Thermal power station
- Primary fuel: Coal (Open-cut mine)

Power generation
- Nameplate capacity: 850 MW

= Millmerran Power Station =

Coal-fired power station in Australia

The Millmerran Power Station is a coal-fired power station in Domville, south of Millmerran in the Darling Downs region of Queensland, Australia. The power station was commissioned in 2002 and cost $1.5 billion to build. The power station is owned and operated by InterGen, a multinational company owned by Sev.en Energy, a Czech industrial group and AIG Highstar Capital II, a private equity fund sponsored by a subsidiary of American International Group, Inc.

The plant takes advantage of the abundant deposits of bituminous coal from the Surat Basin. Fuel is transported via conveyor belt from the open-cut Commodore Mine.

Water is supplied via pipeline from the Wetalla sewage treatment plant in Toowoomba. The 850 MW plant uses air cooling technology to reduce water consumption. In 2002, when the plant became operational, wholesale prices for electricity fell by about one third to $20/MWh. This was due to the market strategy to bid at short run marginal cost - so with high efficiency plant and cheap coal, this had a significant impact on the market.

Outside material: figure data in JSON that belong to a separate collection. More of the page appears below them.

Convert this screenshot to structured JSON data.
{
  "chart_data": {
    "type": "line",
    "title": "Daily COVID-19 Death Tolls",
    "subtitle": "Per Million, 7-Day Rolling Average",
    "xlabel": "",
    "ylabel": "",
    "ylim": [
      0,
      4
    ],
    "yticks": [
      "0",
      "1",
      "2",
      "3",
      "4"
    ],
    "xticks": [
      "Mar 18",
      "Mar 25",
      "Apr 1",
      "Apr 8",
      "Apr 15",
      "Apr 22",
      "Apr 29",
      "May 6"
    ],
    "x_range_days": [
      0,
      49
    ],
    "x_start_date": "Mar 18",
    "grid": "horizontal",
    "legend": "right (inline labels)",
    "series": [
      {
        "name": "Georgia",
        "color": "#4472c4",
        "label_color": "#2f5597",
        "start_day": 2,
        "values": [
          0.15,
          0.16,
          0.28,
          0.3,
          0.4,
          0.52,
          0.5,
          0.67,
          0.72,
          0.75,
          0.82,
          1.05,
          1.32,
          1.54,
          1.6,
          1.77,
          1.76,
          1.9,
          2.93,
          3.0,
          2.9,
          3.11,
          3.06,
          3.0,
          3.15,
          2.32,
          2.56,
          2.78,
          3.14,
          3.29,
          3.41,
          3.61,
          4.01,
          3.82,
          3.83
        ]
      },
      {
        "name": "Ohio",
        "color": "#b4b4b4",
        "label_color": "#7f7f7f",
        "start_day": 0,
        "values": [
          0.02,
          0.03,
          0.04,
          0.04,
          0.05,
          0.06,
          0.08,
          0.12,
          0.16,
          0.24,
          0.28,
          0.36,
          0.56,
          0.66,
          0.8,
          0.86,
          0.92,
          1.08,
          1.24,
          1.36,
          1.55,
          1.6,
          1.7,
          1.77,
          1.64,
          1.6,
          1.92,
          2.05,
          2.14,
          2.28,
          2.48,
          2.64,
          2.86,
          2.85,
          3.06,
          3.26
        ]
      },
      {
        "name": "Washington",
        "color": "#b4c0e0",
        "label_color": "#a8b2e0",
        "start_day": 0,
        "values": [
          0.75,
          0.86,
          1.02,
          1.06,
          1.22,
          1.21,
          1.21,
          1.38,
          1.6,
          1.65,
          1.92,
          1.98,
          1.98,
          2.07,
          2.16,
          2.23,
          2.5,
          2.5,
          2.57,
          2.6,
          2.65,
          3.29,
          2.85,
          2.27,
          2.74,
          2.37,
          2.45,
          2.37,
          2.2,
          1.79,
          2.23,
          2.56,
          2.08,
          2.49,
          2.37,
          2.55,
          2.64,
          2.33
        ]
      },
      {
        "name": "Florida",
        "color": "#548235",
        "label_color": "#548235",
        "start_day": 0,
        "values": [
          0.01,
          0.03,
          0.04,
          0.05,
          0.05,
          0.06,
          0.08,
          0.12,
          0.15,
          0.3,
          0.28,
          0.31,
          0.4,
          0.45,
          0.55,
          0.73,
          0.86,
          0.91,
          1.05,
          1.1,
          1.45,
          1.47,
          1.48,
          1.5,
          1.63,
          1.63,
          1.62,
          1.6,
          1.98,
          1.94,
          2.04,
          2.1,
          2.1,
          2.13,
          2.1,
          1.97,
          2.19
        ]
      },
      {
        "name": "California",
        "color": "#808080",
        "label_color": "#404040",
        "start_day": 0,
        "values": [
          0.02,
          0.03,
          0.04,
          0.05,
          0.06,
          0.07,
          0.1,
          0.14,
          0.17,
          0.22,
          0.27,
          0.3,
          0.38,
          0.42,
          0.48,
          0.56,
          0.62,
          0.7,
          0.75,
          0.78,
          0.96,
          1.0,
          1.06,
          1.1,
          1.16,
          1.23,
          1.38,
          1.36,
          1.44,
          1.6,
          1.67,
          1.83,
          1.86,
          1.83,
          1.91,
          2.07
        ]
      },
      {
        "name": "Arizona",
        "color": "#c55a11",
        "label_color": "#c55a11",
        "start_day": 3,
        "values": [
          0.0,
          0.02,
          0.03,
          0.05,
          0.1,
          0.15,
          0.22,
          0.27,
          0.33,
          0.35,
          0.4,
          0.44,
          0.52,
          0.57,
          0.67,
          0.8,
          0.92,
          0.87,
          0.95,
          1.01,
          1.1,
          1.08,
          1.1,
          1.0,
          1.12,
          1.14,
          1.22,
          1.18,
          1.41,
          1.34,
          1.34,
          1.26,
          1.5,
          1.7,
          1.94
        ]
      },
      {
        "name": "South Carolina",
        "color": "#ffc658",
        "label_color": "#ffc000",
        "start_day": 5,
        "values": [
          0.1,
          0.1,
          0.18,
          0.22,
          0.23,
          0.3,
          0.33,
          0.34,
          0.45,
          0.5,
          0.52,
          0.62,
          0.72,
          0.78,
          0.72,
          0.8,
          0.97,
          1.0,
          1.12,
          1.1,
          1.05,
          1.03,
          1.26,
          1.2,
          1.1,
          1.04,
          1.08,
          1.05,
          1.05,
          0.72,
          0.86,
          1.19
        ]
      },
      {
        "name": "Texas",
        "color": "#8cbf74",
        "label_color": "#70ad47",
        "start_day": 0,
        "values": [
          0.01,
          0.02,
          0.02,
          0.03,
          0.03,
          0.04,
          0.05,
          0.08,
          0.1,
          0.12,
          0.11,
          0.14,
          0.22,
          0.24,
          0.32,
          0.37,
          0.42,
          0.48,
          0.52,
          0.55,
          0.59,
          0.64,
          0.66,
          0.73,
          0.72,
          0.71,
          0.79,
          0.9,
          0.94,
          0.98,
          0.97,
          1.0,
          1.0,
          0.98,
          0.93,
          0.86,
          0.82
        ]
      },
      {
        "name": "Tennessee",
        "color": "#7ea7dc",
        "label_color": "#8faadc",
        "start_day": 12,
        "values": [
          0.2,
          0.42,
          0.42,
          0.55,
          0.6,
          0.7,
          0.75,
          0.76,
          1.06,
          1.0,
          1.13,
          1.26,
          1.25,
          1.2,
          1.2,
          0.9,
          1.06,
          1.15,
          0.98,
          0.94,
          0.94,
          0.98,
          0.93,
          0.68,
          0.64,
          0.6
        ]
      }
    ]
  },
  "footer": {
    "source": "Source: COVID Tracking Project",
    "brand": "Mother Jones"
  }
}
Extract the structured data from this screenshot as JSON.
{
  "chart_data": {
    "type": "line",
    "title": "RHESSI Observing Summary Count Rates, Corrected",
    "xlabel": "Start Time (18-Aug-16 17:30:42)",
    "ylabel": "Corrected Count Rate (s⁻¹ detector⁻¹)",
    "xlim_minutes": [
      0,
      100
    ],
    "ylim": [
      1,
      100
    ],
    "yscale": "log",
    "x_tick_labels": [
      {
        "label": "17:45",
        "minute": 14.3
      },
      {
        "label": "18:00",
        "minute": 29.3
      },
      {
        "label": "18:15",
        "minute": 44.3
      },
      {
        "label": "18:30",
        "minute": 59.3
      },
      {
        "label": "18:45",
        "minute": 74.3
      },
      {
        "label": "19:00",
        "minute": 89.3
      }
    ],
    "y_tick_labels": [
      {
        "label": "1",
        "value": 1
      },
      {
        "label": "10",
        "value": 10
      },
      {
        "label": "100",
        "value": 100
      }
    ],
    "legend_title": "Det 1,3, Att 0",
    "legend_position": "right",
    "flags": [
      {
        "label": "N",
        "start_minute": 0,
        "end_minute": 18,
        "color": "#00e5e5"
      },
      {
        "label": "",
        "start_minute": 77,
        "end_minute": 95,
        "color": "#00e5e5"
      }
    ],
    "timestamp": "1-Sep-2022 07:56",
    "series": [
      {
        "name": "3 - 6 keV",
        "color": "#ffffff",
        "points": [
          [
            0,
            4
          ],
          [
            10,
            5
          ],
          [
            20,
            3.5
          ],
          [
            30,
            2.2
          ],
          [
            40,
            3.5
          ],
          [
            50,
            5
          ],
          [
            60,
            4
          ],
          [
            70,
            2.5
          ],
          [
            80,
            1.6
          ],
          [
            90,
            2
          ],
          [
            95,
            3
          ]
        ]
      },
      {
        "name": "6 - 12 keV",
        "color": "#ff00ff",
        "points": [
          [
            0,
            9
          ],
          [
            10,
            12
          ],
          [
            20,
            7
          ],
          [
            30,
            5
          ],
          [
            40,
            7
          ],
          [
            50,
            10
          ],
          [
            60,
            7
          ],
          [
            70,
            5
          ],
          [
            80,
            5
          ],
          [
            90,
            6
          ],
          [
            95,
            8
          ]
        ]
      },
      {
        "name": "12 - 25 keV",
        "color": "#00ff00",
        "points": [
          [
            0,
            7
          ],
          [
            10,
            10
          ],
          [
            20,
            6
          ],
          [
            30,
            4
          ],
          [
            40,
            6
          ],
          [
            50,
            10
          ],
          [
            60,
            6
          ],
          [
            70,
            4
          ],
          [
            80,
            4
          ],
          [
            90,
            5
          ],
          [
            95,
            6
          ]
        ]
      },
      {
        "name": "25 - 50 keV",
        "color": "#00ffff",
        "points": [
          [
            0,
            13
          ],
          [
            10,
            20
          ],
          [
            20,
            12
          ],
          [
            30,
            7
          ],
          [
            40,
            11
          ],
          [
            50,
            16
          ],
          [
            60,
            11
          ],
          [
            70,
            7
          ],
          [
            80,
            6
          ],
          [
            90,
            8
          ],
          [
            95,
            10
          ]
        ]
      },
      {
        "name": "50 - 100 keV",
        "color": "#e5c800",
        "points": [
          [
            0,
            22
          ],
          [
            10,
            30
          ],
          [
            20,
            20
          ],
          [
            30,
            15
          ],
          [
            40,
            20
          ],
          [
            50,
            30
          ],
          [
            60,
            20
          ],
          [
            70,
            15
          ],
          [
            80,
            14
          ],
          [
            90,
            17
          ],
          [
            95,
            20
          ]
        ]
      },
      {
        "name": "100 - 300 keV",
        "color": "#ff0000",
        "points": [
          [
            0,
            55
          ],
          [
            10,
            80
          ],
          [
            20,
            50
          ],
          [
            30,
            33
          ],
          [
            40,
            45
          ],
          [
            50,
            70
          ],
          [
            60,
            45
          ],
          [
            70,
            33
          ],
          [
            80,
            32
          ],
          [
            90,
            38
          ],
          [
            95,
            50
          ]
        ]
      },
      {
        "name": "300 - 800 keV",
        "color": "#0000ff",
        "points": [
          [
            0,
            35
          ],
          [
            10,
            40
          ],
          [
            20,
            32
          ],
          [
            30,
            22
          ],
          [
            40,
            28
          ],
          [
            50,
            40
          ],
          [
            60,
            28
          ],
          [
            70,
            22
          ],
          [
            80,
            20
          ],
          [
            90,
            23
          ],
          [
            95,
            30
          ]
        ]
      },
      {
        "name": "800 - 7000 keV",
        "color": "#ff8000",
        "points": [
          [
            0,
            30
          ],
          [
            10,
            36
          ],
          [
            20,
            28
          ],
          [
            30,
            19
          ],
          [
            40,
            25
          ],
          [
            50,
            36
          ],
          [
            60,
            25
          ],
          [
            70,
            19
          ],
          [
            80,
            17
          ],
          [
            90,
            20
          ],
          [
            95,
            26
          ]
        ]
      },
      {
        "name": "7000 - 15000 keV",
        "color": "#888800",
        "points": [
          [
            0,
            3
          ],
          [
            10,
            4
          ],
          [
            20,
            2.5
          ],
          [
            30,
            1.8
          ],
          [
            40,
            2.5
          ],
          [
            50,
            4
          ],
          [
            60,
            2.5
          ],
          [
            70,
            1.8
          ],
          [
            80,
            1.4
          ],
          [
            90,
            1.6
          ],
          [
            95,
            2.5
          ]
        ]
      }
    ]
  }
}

Millmerran Power Station which won the Banksia Environmental Award 2006 in the water category, supplies enough electricity to power approximately 1.1 million homes by selling all its electricity into the National Electricity Market (NEM).

Carbon Monitoring for Action estimates this power station emits 5.75 million tonnes of greenhouse gases each year as a result of burning coal. The Australian Government has announced the introduction of a Carbon Pollution Reduction Scheme commencing in 2010 to help combat climate change. It is expected to impact on emissions from power stations. The National Pollutant Inventory provides details of other pollutant emissions, but, as at 23 November 2008, not CO_{2}.